Although the dosage of Zuogui Pill in each group was the same, the pharmacokinetic parameters of the four groups were dramatically different. The elimination half-life (t_1/2) of chlorogenic acid, loganin, morroniside, and aucubin in the osteoporosis group was shorter than that in the normal group, indicating that they were eliminated faster in the osteoporosis state. Clearance (CL) for the 5 compounds was increased in osteoporotic rats. All the components were absorbed and reached their peak plasma concentration in 1 h. Aside from aucubin, the maximum plasma concentration (C_max) of the remaining four components was higher in normal rats than in osteoporotic rats. Furthermore, in the osteoporosis group, the AUC_0–t and AUC_0–∞ of all ingredients were reduced, particularly in protocatechuic aldehyde ( $P < 0.05$ ). By comparing the pharmacokinetic parameters in normal and osteoporosis groups, we found that the bioavailability of the 5 components in normal rats was higher than that in osteoporotic rats, while the removal rates of the 5 components in normal rats were lower.
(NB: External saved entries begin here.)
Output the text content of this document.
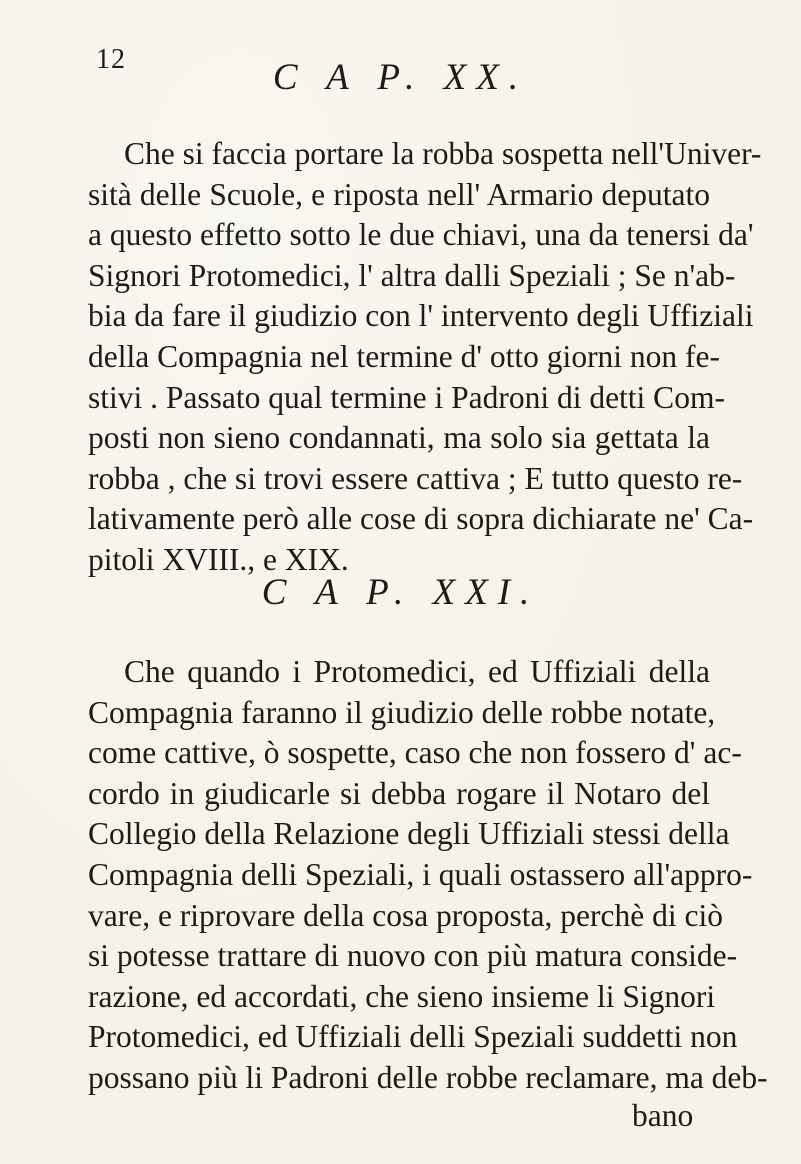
12	C A P. XX.
Che si faccia portare la robba sospetta nell'Univer-
sità delle Scuole, e riposta nell' Armario deputato
a questo effetto sotto le due chiavi, una da tenersi da'
Signori Protomedici, l' altra dalli Speziali ; Se n'ab-
bia da fare il giudizio con l' intervento degli Uffiziali
della Compagnia nel termine d' otto giorni non fe-
stivi . Passato qual termine i Padroni di detti Com-
posti non sieno condannati, ma solo sia gettata la
robba , che si trovi essere cattiva ; E tutto questo re-
lativamente però alle cose di sopra dichiarate ne' Ca-
pitoli XVIII., e XIX.
C A P. XXI.
Che quando i Protomedici, ed Uffiziali della
Compagnia faranno il giudizio delle robbe notate,
come cattive, ò sospette, caso che non fossero d' ac-
cordo in giudicarle si debba rogare il Notaro del
Collegio della Relazione degli Uffiziali stessi della
Compagnia delli Speziali, i quali ostassero all'appro-
vare, e riprovare della cosa proposta, perchè di ciò
si potesse trattare di nuovo con più matura conside-
razione, ed accordati, che sieno insieme li Signori
Protomedici, ed Uffiziali delli Speziali suddetti non
possano più li Padroni delle robbe reclamare, ma deb-
bano
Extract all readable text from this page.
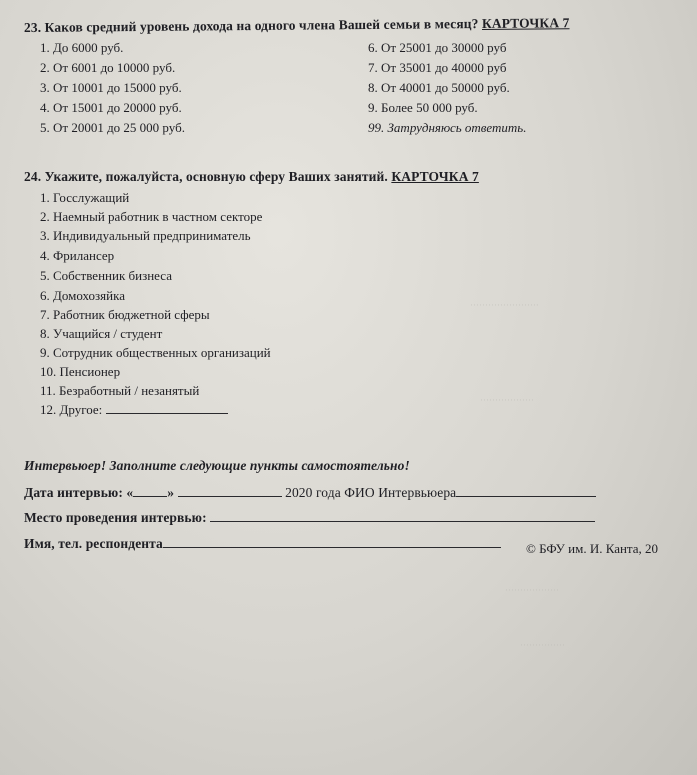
·······················
··················
··················
···············
23. Каков средний уровень дохода на одного члена Вашей семьи в месяц? КАРТОЧКА 7
1. До 6000 руб.
2. От 6001 до 10000 руб.
3. От 10001 до 15000 руб.
4. От 15001 до 20000 руб.
5. От 20001 до 25 000 руб.
6. От 25001 до 30000 руб
7. От 35001 до 40000 руб
8. От 40001 до 50000 руб.
9. Более 50 000 руб.
99. Затрудняюсь ответить.
24. Укажите, пожалуйста, основную сферу Ваших занятий. КАРТОЧКА 7
1. Госслужащий
2. Наемный работник в частном секторе
3. Индивидуальный предприниматель
4. Фрилансер
5. Собственник бизнеса
6. Домохозяйка
7. Работник бюджетной сферы
8. Учащийся / студент
9. Сотрудник общественных организаций
10. Пенсионер
11. Безработный / незанятый
12. Другое:
Интервьюер! Заполните следующие пункты самостоятельно!
Дата интервью: «	»	2020 года ФИО Интервьюера
Место проведения интервью:
Имя, тел. респондента	© БФУ им. И. Канта, 20
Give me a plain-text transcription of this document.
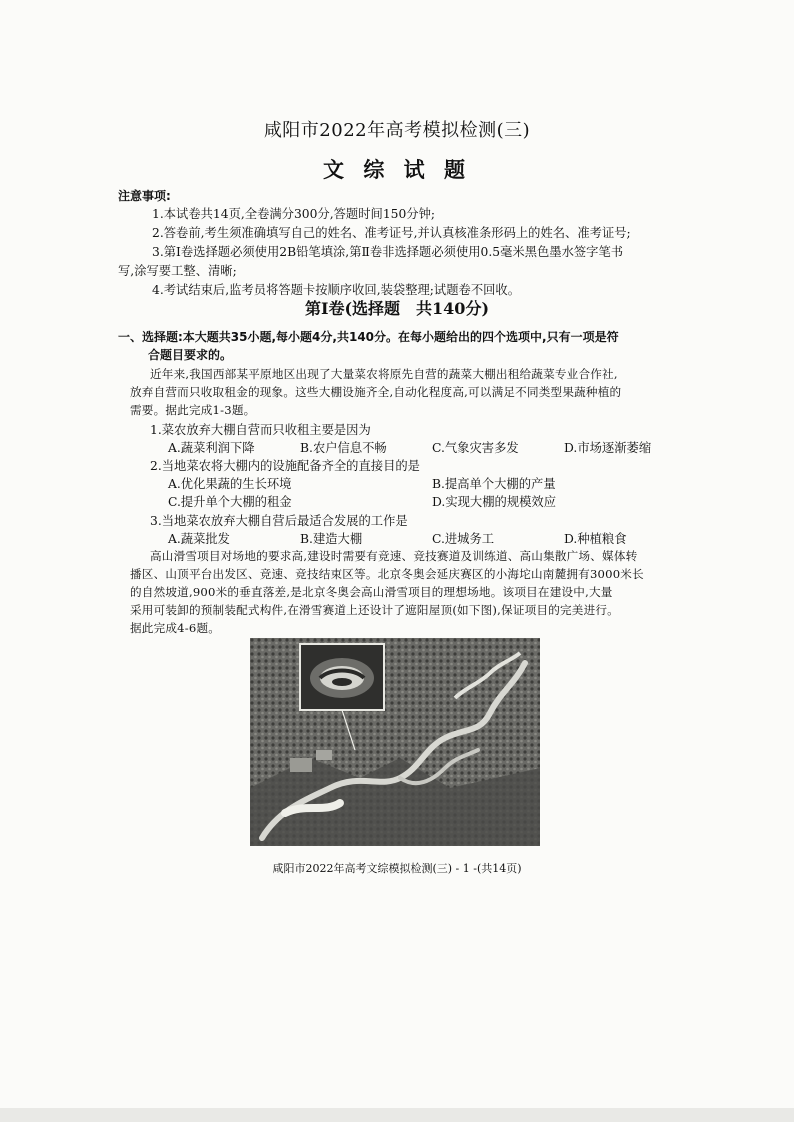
咸阳市2022年高考模拟检测(三)
文 综 试 题
注意事项:
1.本试卷共14页,全卷满分300分,答题时间150分钟;
2.答卷前,考生须准确填写自己的姓名、准考证号,并认真核准条形码上的姓名、准考证号;
3.第Ⅰ卷选择题必须使用2B铅笔填涂,第Ⅱ卷非选择题必须使用0.5毫米黑色墨水签字笔书
写,涂写要工整、清晰;
4.考试结束后,监考员将答题卡按顺序收回,装袋整理;试题卷不回收。
第Ⅰ卷(选择题　共140分)
一、选择题:本大题共35小题,每小题4分,共140分。在每小题给出的四个选项中,只有一项是符
合题目要求的。
近年来,我国西部某平原地区出现了大量菜农将原先自营的蔬菜大棚出租给蔬菜专业合作社,
放弃自营而只收取租金的现象。这些大棚设施齐全,自动化程度高,可以满足不同类型果蔬种植的
需要。据此完成1-3题。
1.菜农放弃大棚自营而只收租主要是因为
A.蔬菜利润下降	B.农户信息不畅	C.气象灾害多发	D.市场逐渐萎缩
2.当地菜农将大棚内的设施配备齐全的直接目的是
A.优化果蔬的生长环境	B.提高单个大棚的产量
C.提升单个大棚的租金	D.实现大棚的规模效应
3.当地菜农放弃大棚自营后最适合发展的工作是
A.蔬菜批发	B.建造大棚	C.进城务工	D.种植粮食
高山滑雪项目对场地的要求高,建设时需要有竞速、竞技赛道及训练道、高山集散广场、媒体转
播区、山顶平台出发区、竞速、竞技结束区等。北京冬奥会延庆赛区的小海坨山南麓拥有3000米长
的自然坡道,900米的垂直落差,是北京冬奥会高山滑雪项目的理想场地。该项目在建设中,大量
采用可装卸的预制装配式构件,在滑雪赛道上还设计了遮阳屋顶(如下图),保证项目的完美进行。
据此完成4-6题。
咸阳市2022年高考文综模拟检测(三) - 1 -(共14页)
The clearance of all analytes was statistically increased ( $P < 0.05$ ) in kidney-yang-deficiency rats, while the AUC_0–t and AUC_0–∞ of chlorogenic acid, loganin, aucubin, and protocatechuic aldehyde were significantly decreased ( $P < 0.01$ ), suggesting that the above components were poorly absorbed and rapidly metabolized in this state. Except for protocatechuic aldehyde, C_max of other compounds increased remarkably ( $P < 0.05$ ) in the kidney-yin-deficiency group when compared with the osteoporosis group. Increases in the value of mean residence time (MRT), AUC_0–t, and AUC_0–∞ of loganin, morroniside, and aucubin were observed ( $P < 0.05$ ) in the kidney-yin-deficiency group. The results demonstrated that the three components had better absorption and a long duration, which may lead to a significant accumulation of active components in vivo. Thus, loganin, morroniside, and aucubin are likely to be the medicinal compositions in the treatment of osteoporosis with kidney-yin-deficiency in Zuogui Pill extract as reported in the literature [32].
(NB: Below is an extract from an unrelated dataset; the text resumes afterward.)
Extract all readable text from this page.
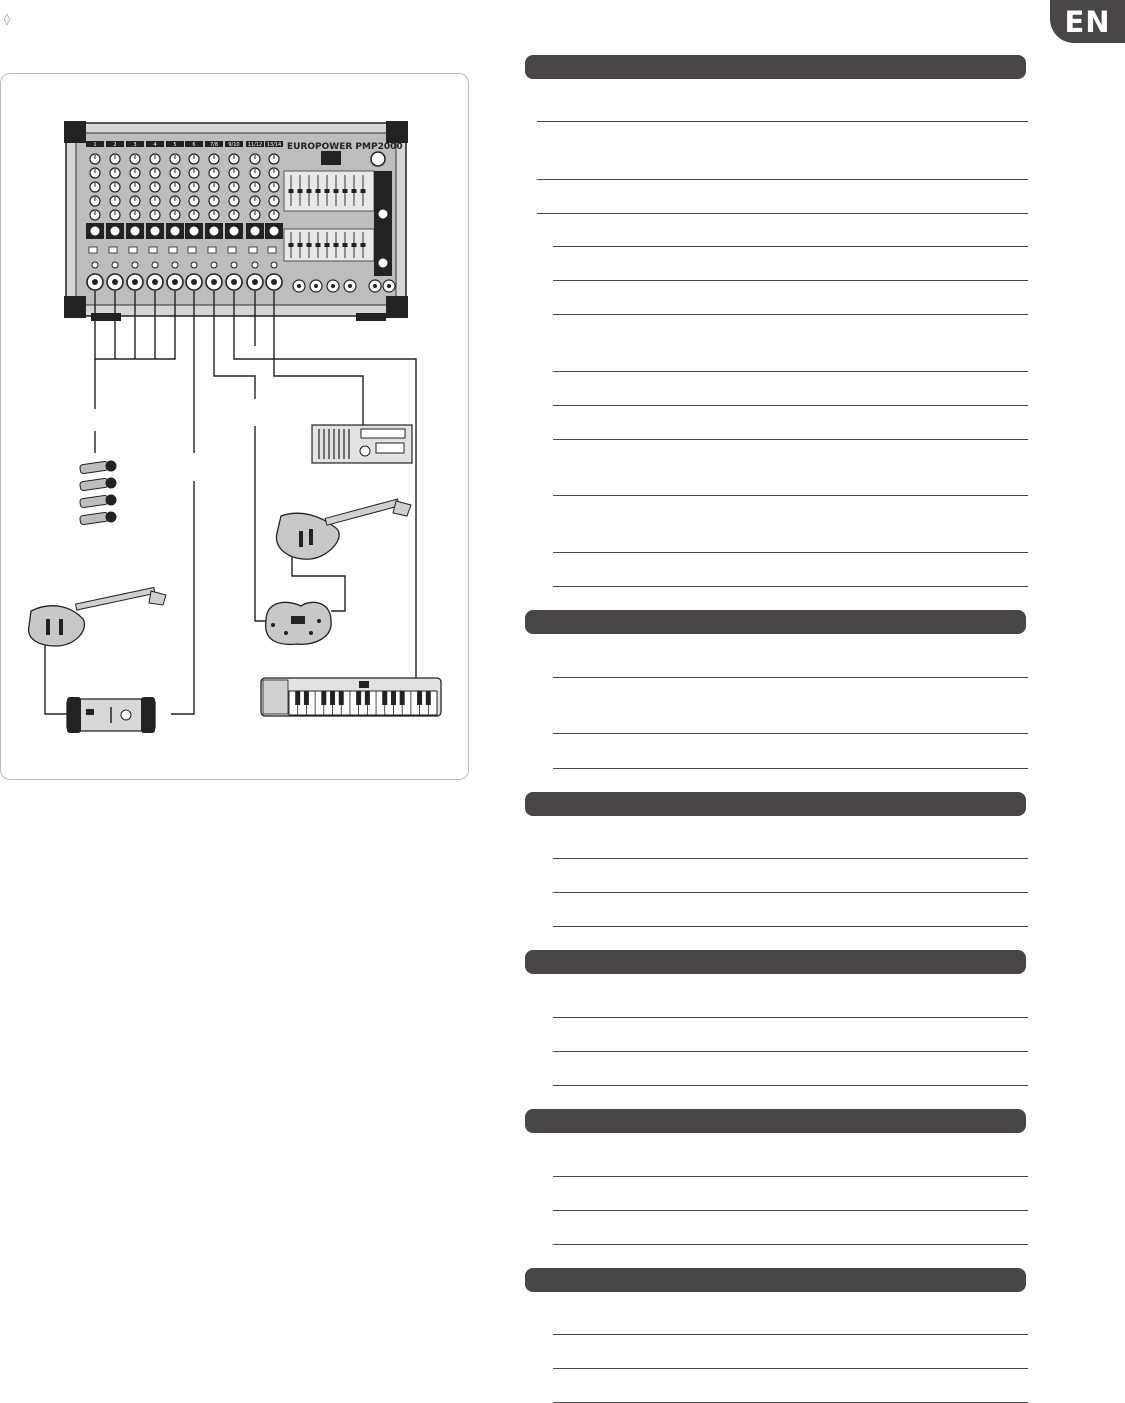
◊	EN
1	2	3	4	5	6	7/8 9/10 11/12 13/14 EUROPOWER PMP2000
The above changes in pharmacokinetic behaviours could be due to the fact that different types of osteoporosis potentially influence the absorption, distribution, and metabolism of drugs. One of the factors influencing the rate and quantity of drug absorption in osteoporosis is the change in gut microbiota and metabolite [33, 34]. The phenomenon that all the components showed double or multiple peaks in the mean plasma concentration-time profiles could be attributed to Zuogui Pill reabsorption in plasma and enterohepatic circulation following oral administration [35, 36].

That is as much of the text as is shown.